Threat Actor Characterization
HackPurgatory
ID: 43335327478c06d3680d12e05cfefd3c29474| HACK [PURGATORY] | 𝐇𝐀𝐂𝐊 [𝐏𝐔𝐑𝐆𝐀𝐓𝐎𝐑𝐘]™ | — | — |
Actor Network Graph
Open Network GraphMITRE ATT&CK®
Hackpurgatory is assessed as a Spanish-speaking cybercrime-adjacent brand or community node that combines public-facing cybersecurity messaging with exposed search/lookup style resources and ecosystem-level channel activity. Current evidence better supports an enabling, aggregation, or amplification role than a mature stand-alone intrusion profile.
| Technique | Technique name | Tactics | Evidence |
|---|---|---|---|
| T1589 | Gather Victim Identity Information | TA0043 |
|
| T1596 | Search Open Technical Databases | TA0043 |
|
| T1593 | Search Open Websites/Domains | TA0043 |
|
| T1585 | Establish Accounts | TA0042 |
|
| T1565.001 | Stored Data Manipulation | TA0040 |
|
Hackpurgatory — Possible Spanish-speaking cybercrime-adjacent collective / tooling community
Classification: TLP:WHITE - Open Source Intelligence (OSINT)
Category: Cybercrime-adjacent actor / possible pseudo-hacktivist community / tooling and leak-adjacent ecosystem - Origin: likely Spanish-speaking LATAM ecosystem (low confidence)
Author: iQBlack CTI Team
Executive Summary
Hackpurgatory is assessed as a possible Spanish-speaking cybercrime-adjacent collective or community brand operating through a public website, Telegram presence, and open promotion of searchable “OSINT” or “breach lookup” style resources.

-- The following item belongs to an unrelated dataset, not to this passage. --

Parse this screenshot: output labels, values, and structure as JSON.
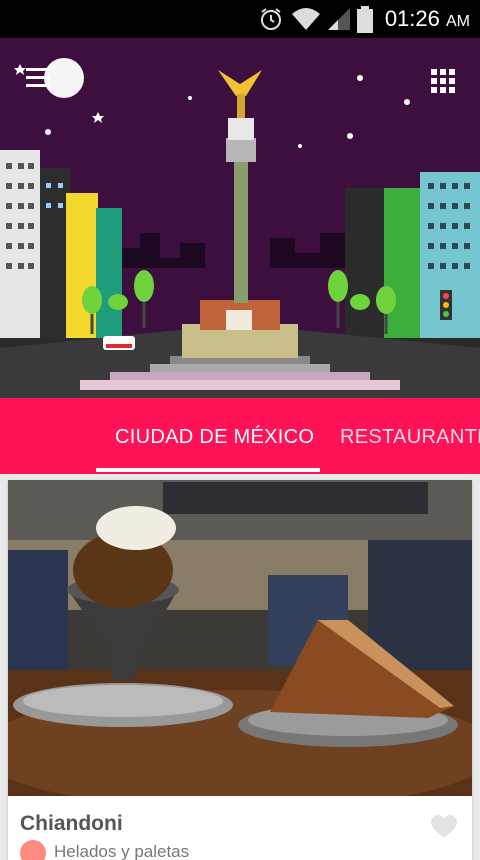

Publicly accessible material does not support high-confidence classification as a mature intrusion group in the same sense as a ransomware program or a long-documented hacktivist collective. Rather, the current picture is that of a hybrid ecosystem node: part community branding layer, part tooling hub, and part amplification or networking surface.
Open-source material shows Hackpurgatory maintaining a public-facing site that frames itself as an ethical cybersecurity community while also exposing breach-search, endpoint, and lookup functionality. That tension matters analytically: the gap between public self-presentation and the operational implications of the exposed services suggests either reputational laundering, dual-use positioning, or a community that mixes legitimate curiosity with clearly risky or potentially abusive capabilities.